ア・リーグ優勝決定シリーズが開幕し、10年ぶりのワールドシリーズ進出を目指すヤンキースがアストロズに快勝し、会心のスタートを切った。先発田中将大投手(30)が、6回1安打無失点。許した2走者も併殺で切り抜け、二塁を踏ませない完璧な投球だった。

米国でも大舞台に強いとの評判が定着した田中の、ポストシーズン防御率は1・32。重圧を乗り越える精神力こそ、真骨頂だった。「数字が残っているので、それを言われるのも分かるんですけど、何より喜びというのは、試合に勝った、自分の持っているものを出し切った、試合後のそういうところだけです」。最大の難関と思われた敵地初戦で快勝。「いい野球ができていると思う。次にマウンドへ上がる時までにしっかり準備したいと思います」。文句なしのスタートを切った。(ヒューストン=四竈衛)

▼田中が地区シリーズに続いて白星を挙げ、ポストシーズン(PS)通算5勝目。1シーズンでPS2勝した日本人投手は、07年松坂(レッドソックス)08年黒田(ドジャース)17年の前田、ダルビッシュ(同)田中(ヤンキース)に次いで6度目。複数シーズンで達成したのは田中が初。

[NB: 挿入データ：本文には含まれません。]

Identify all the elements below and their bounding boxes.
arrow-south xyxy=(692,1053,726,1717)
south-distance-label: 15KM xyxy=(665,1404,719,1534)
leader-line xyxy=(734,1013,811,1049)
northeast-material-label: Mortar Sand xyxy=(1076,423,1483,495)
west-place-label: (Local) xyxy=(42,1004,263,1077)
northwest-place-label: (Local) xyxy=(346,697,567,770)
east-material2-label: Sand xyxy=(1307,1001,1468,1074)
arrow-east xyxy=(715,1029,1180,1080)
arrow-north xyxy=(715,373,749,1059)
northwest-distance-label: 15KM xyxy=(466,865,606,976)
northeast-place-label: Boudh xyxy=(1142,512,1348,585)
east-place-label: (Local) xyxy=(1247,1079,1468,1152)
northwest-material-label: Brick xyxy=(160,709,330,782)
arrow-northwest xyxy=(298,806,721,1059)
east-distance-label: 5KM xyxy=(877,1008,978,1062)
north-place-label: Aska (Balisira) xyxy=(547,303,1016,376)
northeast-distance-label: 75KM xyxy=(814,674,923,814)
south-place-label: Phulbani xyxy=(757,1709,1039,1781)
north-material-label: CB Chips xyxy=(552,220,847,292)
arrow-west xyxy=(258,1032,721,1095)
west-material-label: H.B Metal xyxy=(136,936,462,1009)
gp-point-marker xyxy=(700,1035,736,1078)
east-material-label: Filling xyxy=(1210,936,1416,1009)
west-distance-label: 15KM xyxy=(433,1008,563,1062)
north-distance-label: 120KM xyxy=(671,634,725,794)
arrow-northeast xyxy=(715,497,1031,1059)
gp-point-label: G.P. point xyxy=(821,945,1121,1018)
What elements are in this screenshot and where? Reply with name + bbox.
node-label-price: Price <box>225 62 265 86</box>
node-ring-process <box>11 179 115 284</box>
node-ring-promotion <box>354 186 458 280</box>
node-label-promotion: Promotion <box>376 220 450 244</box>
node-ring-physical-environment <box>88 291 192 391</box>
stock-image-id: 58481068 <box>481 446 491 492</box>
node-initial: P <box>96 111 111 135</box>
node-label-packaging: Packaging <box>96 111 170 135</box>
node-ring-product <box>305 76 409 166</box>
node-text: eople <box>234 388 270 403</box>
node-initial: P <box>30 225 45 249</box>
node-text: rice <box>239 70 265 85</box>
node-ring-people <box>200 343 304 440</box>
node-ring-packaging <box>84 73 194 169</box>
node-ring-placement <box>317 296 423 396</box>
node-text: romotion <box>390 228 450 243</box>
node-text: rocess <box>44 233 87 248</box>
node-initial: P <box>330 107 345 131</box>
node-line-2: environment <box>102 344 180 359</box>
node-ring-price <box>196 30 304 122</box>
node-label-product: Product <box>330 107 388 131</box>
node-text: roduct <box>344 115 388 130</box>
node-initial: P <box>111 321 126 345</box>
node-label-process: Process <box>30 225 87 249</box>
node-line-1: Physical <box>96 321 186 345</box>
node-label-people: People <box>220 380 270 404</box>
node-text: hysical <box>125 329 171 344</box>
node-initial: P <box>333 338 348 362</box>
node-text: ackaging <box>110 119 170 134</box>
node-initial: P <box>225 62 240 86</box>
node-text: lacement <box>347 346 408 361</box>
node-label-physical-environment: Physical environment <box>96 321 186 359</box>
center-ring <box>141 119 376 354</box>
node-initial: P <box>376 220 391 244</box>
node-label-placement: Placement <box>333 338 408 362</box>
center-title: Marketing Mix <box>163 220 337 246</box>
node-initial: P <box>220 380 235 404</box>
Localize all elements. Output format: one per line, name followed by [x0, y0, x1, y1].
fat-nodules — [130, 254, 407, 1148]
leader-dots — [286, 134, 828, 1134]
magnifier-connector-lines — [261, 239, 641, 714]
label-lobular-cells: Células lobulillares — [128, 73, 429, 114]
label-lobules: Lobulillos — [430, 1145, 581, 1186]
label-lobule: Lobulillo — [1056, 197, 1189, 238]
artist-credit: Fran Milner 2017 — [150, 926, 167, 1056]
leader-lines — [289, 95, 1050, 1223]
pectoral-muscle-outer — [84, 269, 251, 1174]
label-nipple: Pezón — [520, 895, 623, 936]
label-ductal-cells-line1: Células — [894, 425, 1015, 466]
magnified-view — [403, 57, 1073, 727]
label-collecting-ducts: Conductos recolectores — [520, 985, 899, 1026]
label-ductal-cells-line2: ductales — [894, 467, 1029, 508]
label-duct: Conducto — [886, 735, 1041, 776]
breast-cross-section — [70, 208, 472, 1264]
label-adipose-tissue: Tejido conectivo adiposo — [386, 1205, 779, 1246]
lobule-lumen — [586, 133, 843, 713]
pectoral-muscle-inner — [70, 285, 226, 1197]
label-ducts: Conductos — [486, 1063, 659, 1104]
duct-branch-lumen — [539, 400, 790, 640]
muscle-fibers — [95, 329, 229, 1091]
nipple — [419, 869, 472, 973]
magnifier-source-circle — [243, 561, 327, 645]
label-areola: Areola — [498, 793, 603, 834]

▼PSでの先発は通算7度目で、日本人投手では松坂に並ぶ最多タイ。松坂は先発7試合で防御率4・79だったが、田中は同1・32。7試合中3試合で無失点に抑える安定した投球で、日本人最多を更新するPS通算5勝目を挙げた。

▼田中はデビューから最初のポストシーズン7試合すべてを2点以下に抑えており、これはサンディ・コーファックス(ドジャース)の6試合を抜き史上最長記録。